Je suis auteur-compositeur, rappeuse et chanteuse. Bref, je suis artiste. Rien n’est facile en Rd-Congo pour beaucoup d’artistes. Pour ne pas disparaitre, je continuerai à mener ma lutte sans rechercher la popularité, ni le vedettariat. J’ai des messages importants à faire entendre pour vu qu’un poignet d’africains m’écoute et embrasse ma lutte. En ce moment-là, je serai satisfaite.
Quelle lecture faites-vous du hip-hop en #RDC ?
Ma lecture est triste dans plusieurs aspects. Même le hip hop americain au début revendiquait des droits, dénonçait les abus jusqu’à arriver où il est. Mais au début, c’était une musique qui réveillait les masses. En Rd-Congo, les artistes hip-hop s’embrouillent ou rêvent. Voilà pourquoi nous sommes parfois appelés des rêveurs.

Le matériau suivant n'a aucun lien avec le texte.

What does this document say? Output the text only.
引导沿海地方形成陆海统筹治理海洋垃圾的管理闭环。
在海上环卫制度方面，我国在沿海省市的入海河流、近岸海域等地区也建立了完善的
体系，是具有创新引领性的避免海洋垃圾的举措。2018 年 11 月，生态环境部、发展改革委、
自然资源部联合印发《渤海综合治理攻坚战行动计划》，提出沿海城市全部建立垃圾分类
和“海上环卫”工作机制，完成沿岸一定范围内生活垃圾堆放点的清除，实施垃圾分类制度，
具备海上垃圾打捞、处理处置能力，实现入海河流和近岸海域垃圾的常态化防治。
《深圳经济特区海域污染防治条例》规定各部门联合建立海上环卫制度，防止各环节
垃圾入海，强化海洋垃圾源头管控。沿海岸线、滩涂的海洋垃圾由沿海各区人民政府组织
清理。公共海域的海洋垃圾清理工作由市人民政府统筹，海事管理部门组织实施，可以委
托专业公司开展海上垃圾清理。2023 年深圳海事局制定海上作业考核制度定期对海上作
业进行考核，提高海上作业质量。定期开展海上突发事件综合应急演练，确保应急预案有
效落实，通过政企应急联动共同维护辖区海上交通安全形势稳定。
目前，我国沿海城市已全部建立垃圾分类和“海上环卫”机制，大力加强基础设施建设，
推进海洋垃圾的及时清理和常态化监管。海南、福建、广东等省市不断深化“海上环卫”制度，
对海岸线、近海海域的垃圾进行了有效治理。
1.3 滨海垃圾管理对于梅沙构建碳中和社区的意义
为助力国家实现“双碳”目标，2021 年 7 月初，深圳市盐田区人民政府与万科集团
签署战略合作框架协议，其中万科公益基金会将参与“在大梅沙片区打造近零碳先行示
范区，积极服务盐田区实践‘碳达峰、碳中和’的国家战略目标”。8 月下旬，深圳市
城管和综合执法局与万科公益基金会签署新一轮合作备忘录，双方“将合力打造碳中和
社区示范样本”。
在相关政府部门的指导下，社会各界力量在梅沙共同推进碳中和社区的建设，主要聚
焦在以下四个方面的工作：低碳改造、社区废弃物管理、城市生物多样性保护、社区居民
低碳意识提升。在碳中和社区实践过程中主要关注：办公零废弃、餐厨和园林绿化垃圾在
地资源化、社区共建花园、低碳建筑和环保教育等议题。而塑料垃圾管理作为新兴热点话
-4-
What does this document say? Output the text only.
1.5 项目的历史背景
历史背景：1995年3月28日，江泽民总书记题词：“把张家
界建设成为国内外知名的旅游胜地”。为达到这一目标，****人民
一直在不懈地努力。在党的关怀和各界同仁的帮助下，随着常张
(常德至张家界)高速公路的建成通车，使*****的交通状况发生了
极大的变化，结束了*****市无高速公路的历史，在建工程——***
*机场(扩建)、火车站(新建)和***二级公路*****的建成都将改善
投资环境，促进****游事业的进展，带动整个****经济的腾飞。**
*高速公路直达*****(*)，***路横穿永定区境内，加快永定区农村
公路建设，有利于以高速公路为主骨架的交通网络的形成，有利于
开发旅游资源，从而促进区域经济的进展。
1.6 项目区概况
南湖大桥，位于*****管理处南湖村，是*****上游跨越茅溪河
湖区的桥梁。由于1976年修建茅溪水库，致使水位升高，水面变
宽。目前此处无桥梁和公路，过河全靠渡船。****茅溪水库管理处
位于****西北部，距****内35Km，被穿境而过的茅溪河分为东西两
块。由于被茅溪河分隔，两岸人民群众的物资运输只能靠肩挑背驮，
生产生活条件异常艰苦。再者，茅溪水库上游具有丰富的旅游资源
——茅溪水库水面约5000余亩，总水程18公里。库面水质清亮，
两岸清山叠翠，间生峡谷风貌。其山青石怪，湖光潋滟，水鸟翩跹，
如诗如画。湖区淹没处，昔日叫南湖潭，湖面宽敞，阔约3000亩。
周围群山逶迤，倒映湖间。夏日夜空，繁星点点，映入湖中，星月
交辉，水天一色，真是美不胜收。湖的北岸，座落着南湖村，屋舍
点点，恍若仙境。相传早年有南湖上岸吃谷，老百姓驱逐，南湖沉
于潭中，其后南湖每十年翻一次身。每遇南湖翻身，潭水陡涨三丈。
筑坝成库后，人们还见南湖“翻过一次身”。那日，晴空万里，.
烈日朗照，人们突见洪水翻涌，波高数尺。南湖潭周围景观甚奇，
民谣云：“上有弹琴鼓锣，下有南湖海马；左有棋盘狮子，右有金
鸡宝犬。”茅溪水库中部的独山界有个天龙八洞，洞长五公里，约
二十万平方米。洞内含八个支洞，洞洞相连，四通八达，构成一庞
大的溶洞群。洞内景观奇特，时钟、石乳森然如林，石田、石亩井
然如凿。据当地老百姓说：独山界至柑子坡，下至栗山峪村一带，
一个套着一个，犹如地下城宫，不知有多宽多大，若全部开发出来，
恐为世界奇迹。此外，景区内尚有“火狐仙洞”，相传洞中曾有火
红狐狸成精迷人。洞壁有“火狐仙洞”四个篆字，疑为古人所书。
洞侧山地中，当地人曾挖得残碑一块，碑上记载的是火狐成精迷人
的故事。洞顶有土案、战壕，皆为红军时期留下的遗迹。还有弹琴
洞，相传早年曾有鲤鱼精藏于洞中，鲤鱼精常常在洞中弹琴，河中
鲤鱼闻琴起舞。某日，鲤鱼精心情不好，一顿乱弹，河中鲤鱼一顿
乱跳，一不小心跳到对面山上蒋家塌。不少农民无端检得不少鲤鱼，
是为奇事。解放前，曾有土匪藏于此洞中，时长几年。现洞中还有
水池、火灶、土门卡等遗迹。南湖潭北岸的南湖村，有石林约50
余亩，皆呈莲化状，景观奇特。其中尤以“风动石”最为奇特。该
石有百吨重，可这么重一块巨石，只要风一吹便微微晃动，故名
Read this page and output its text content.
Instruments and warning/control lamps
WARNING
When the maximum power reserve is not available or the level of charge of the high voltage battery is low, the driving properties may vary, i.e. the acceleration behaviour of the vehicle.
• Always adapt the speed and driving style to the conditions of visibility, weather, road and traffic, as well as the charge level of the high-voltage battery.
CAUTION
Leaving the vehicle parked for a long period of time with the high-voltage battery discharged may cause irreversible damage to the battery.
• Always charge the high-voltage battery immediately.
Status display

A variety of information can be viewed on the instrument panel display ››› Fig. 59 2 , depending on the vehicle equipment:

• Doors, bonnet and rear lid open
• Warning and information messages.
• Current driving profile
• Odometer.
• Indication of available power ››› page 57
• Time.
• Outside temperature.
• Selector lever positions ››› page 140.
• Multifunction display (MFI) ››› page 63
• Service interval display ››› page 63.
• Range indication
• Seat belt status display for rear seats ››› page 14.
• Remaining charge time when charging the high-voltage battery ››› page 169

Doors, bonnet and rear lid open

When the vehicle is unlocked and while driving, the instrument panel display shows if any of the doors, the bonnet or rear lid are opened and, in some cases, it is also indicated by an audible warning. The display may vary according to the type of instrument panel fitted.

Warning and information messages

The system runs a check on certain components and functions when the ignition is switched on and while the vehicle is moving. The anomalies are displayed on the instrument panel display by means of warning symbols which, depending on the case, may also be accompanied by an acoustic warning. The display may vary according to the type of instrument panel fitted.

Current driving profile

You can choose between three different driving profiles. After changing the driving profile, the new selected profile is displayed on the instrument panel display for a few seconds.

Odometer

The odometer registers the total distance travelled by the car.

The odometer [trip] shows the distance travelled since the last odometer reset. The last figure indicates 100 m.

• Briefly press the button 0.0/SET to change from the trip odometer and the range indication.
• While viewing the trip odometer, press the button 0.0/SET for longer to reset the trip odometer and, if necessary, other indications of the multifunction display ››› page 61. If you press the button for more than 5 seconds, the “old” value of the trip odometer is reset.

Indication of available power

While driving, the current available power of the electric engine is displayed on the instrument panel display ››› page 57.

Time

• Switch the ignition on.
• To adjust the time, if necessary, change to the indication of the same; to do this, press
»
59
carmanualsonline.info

Être artiste hip-hop n’est pas une apparence, mais une attitude, une vision et une tenue. Dans notre pays, le hip hop devrait avoir un contenu qui boosterait les choses dans le sens de lutte pour des bonnes causes, sans suivre l’allure des autres courants musicaux dont nous connaissons le contenu. Voilà pourquoi c’est triste. Déjà, nous ne vendons pas cette musique. Nous ne vivons même pas de cela. Autant l’utiliser pour des causes nobles que sentimentalistes.
Votre parcours musical en quelques phrases ?
Je suis dans la musique urbaine depuis 2004 quand j’ai fondé le groupe Free Girls à Matadi, au Kongo Central. Puis, je suis devenue membre actif dans le label United Fire toujours à Matadi. En 2011, j’ai rejoint le groupe Waram Music du label Ultimatum Republic à Kinsahasa. Entre 2014 et 2016, j’ai participé au festival aiRDiCi avec Waram Girls. Toujours en 2016, j’ai été membre du collectif féminin, Femel, mis en place par Lexxus. En début 2017, je me suis lancée en solo dans une collaboration avec Kinshasound.